Esos niños desamparados me hicieron recordar tu "cercano" nacimiento. Tengo tu cuerpecito fijado en mi retina como si hubiera sido ayer. Tengo aquellas horas presentes, como las que compartíamos cada vez que estás de buen humor y sacas ese gracejo y esas risas que te echas,... su eco está en mis oídos. Tu mirada y tu voz de la última noche en la pude verte y escucharte. Tus palabras sinceras y tu expontáneo "recojo a Golfo y subo a ver a mamá". Tengo esas conversaciones en las que parecía que la comunicación entre los dos era buena, muy buena. Te oigo reír si leyeras esto y te digo que hasta echo en falta a tus bichitos, a tus serpientes y "su alimento". Al tener que acostumbrarme a dormir con el canto de los grillos, ¡impensable hasta entonces en mí!.

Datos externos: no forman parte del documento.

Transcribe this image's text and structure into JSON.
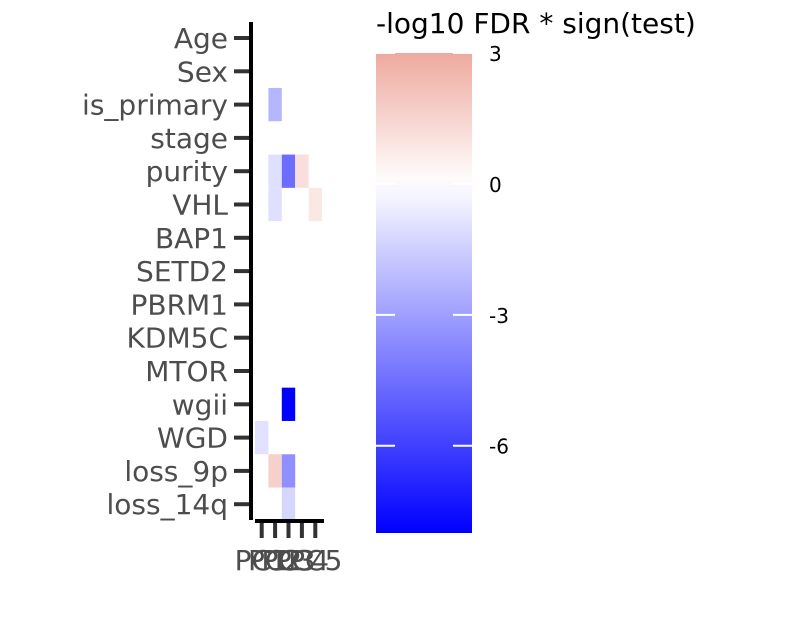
{
  "chart_data": {
    "type": "heatmap",
    "title": "",
    "xlabel": "",
    "ylabel": "",
    "rows": [
      "Age",
      "Sex",
      "is_primary",
      "stage",
      "purity",
      "VHL",
      "BAP1",
      "SETD2",
      "PBRM1",
      "KDM5C",
      "MTOR",
      "wgii",
      "WGD",
      "loss_9p",
      "loss_14q"
    ],
    "columns": [
      "PC1",
      "PC2",
      "PC3",
      "PC4",
      "PC5"
    ],
    "x_tick_labels": [
      "PC1",
      "PC2",
      "PC3",
      "PC4",
      "PC5"
    ],
    "cells": [
      {
        "row": "is_primary",
        "col": "PC2",
        "value": -2.3
      },
      {
        "row": "purity",
        "col": "PC2",
        "value": -1.0
      },
      {
        "row": "purity",
        "col": "PC3",
        "value": -4.6
      },
      {
        "row": "purity",
        "col": "PC4",
        "value": 1.1
      },
      {
        "row": "VHL",
        "col": "PC2",
        "value": -1.0
      },
      {
        "row": "VHL",
        "col": "PC5",
        "value": 0.8
      },
      {
        "row": "wgii",
        "col": "PC3",
        "value": -8.0
      },
      {
        "row": "WGD",
        "col": "PC1",
        "value": -0.9
      },
      {
        "row": "loss_9p",
        "col": "PC2",
        "value": 1.6
      },
      {
        "row": "loss_9p",
        "col": "PC3",
        "value": -3.5
      },
      {
        "row": "loss_14q",
        "col": "PC3",
        "value": -1.3
      }
    ],
    "legend": {
      "title": "-log10 FDR * sign(test)",
      "breaks": [
        3,
        0,
        -3,
        -6
      ],
      "break_labels": [
        "3",
        "0",
        "-3",
        "-6"
      ],
      "range": [
        -8.0,
        3.0
      ],
      "placement": "right"
    },
    "colors": {
      "low": "#0000ff",
      "mid": "#ffffff",
      "high": "#eea99e"
    }
  }
}
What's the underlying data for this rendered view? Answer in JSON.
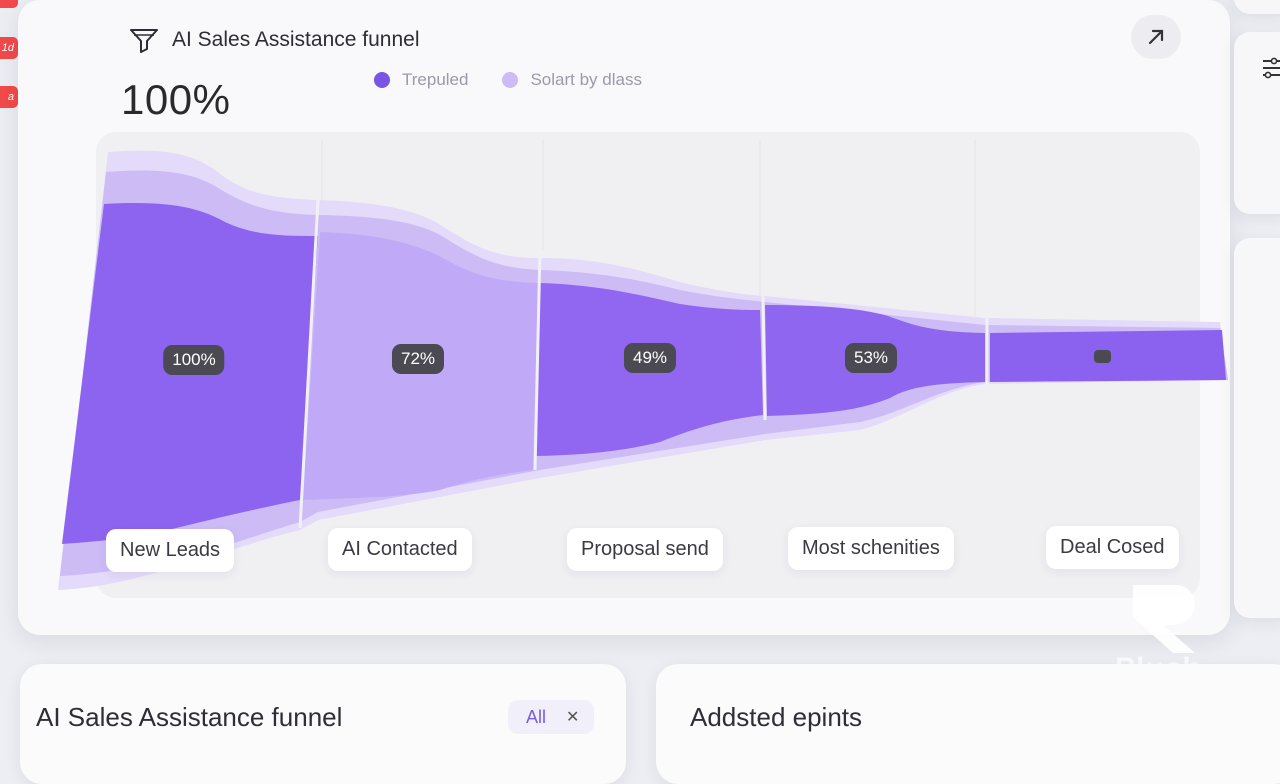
{
  "badges": [
    "",
    "1d",
    "a"
  ],
  "header": {
    "title": "AI Sales Assistance funnel",
    "title_icon": "funnel-icon",
    "expand_icon": "arrow-up-right-icon",
    "big_percentage": "100%"
  },
  "legend": [
    {
      "label": "Trepuled",
      "color": "#7a55e3"
    },
    {
      "label": "Solart by dlass",
      "color": "#cbbcf5"
    }
  ],
  "chart_data": {
    "type": "funnel",
    "stages": [
      "New Leads",
      "AI Contacted",
      "Proposal send",
      "Most schenities",
      "Deal Cosed"
    ],
    "values_label": [
      "100%",
      "72%",
      "49%",
      "53%",
      ""
    ],
    "colors": {
      "primary": "#8a63ee",
      "light": "#c6b3f6",
      "halo": "#e2d7fa"
    }
  },
  "bottom": {
    "left_title": "AI Sales Assistance funnel",
    "chip_label": "All",
    "right_title": "Addsted epints"
  },
  "watermark": "Pluch"
}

Y a su vez tengo la obligación de hacerlo, de
recordado... ¡cuánto daría por no tener que hacerlo!, ¡cuánto por no "seguir este juego" en el que pareces ser el intermediario o "la mercancía"!. Y este hecho, no el qué vendrá después sino el tener que hacerlo, me quita el sueño... tanto como la incertidumbre que inunda cada rincón de la casa del no saber cuando podremos ver de nuevo tu sonrisa. Aunque calle, calle y no diga a mamá que entiendo ¡tanto, tanto su tristeza!.